Sunday, October 29, 2017

The Real Dulsie Bridge

“O Lord, what great works you do! And how deep are your thoughts.” Psalm 92:5

I often get accused of using words that no one understands. There may be a simpler way to express an opinion, using the words my listeners are familiar with, but there is such a rich vocabulary out there that I refuse.  The dictionary every year drops out words to allow new ones in. Sometimes the words that hang on in there lose their original meanings and become something else. Language evolves and I understand that. I just like words and lots of them.

This morning as I was reading Psalm 92. I had a notebook and pen, a couple of commentaries and devotionals and I make notes. As I came to this verse the words “Dulsie Bridge” came to mind. Some things don’t get dropped out of the memory. I wrote this in a Faithwriter’s Weekly Challenge.

One Saturday, Joe and I went for a drive. We began at Nairn with a late breakfast and then as the weather wasn’t particularly nice for walking, we went for a car drive. We picked up a tourist information leaflet at the local office. It contained directions for a car drive in the area. By following the instructions we would see things that we would never just bump into.

Several miles along the route was the sign post for the Dulsie Bridge. There was no picture in the leaflet, so we were not sure what we were looking for. We have seen some nice bridges in our time.

The “bridge” was beside the road. It was very humped back with a turf top to it. There was no water going under it, the river having been diverted by engineers at a later date perhaps. We took the required amount of photos - me on the bridge, Joe on the bridge, me standing next to the bridge and so on. It was a nice bridge!

Imagine our surprise when a mile down the road we came upon the real Dulsie Bridge! It was even labelled! The road dropped down towards the bridge that spanned a huge chasm, and then climbed up steeply on the other side. It was a real feat of engineering. The two bridges were incomparable - the other must have been an old drover's bridge!

We looked at each other and laughed thinking of the photos we had taken!

If we had not continued with the drive after seeing the old drover's bridge, we would have never realised that we had missed the real Dulsie Bridge. Seeing the real thing, we knew that the first bridge wasn't it.

When we know what the real thing looks like, we realise that what we thought was "it" really wasn't at "it" all. The real thing is much more impressive.

There are a lot of people who think they know what the Christian life is like. When they are confronted with the real thing, it is so much more impressive! Some people may think they know what God is like. When they are confronted with a real encounter with God, there is no mistaking Him!

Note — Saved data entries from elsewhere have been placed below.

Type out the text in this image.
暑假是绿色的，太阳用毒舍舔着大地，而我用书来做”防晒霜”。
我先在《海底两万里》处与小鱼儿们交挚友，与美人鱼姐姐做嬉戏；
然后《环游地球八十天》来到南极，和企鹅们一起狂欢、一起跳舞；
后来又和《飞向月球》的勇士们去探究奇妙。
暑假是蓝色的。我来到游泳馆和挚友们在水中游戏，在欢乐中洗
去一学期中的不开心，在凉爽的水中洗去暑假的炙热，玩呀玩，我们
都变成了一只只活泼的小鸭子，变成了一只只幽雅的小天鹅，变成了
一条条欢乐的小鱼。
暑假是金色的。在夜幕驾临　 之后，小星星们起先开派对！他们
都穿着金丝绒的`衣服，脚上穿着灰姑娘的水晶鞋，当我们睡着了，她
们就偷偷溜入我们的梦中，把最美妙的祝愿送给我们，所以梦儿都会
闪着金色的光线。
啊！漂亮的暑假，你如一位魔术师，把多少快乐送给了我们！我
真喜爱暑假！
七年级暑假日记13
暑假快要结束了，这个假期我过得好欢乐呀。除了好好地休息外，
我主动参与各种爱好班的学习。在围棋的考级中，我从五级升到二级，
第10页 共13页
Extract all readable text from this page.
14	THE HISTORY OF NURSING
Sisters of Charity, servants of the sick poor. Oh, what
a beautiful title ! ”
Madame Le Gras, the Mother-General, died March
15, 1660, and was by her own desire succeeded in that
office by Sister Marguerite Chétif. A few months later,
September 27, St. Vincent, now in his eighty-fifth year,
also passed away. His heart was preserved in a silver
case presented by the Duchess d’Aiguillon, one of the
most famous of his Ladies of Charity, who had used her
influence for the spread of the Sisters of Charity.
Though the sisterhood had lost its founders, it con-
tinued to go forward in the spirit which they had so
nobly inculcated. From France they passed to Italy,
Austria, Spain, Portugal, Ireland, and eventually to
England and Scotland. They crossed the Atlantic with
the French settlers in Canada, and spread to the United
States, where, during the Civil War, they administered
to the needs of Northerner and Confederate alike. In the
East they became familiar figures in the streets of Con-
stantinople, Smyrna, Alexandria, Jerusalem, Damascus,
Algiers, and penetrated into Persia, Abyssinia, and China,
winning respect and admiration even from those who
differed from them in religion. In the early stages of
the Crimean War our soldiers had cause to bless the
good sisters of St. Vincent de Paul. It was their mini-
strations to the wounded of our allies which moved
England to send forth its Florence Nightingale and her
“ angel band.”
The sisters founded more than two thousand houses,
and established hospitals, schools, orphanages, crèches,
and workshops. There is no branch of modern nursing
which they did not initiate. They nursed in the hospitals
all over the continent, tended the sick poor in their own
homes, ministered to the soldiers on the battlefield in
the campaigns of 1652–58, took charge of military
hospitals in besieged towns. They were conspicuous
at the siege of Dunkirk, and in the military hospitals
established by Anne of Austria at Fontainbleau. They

This morning I wasn’t thinking about what the Christian life is like or not but what God is like. I have a feeling that what we label as God’s great works don’t really come close to what they are about. Rather than allow scripture to define them, we define them according to our own experience. Perhaps because we live less vibrant lives than we ought, our concept of those great works fall short of what they really are. We limit our perceptions. God is not allowed to demonstrate His great works because they make us feel uncomfortable.

The depth of God’s thoughts? I’m not sure that we are willing to dive that deeply. We imagine, all too often, that God thinks like we think. Scripture tells us otherwise – but we don’t live scripture very well. We soften and dilute to make life easier and forget to be radical. We seem to have lost the ability to turn the world upside down by taking God at His word.

I felt a little bereft this morning.  A little bewildered. I find myself, perhaps, in a comfortable place and wonder what happened to the risk.

I was talking to a group of young people this week about the changes that we had been through over the last twelve months. Some were taller. Some were more confident. Some had new family members or had moved house.

I shared how I had lost courage. I noticed it particularly in driving places. Last year Joe and I went to Yorkshire for a second time. The first time the hills, the unfamiliar roads, getting in and out of cities, driving in the dark – none of these things alarmed me. Last year – it was a different story. I wasn’t as courageous then as I had been. I admit I have dodgy eye-sight and a need to update my glasses – so, yes, I had reason to be wary. Deep down I lamented my lack of courage.

It is not my surroundings that should make me comfortable but the knowledge that I am secure in God. Whatever the adventure, whatever the risk – I am safe in His hand.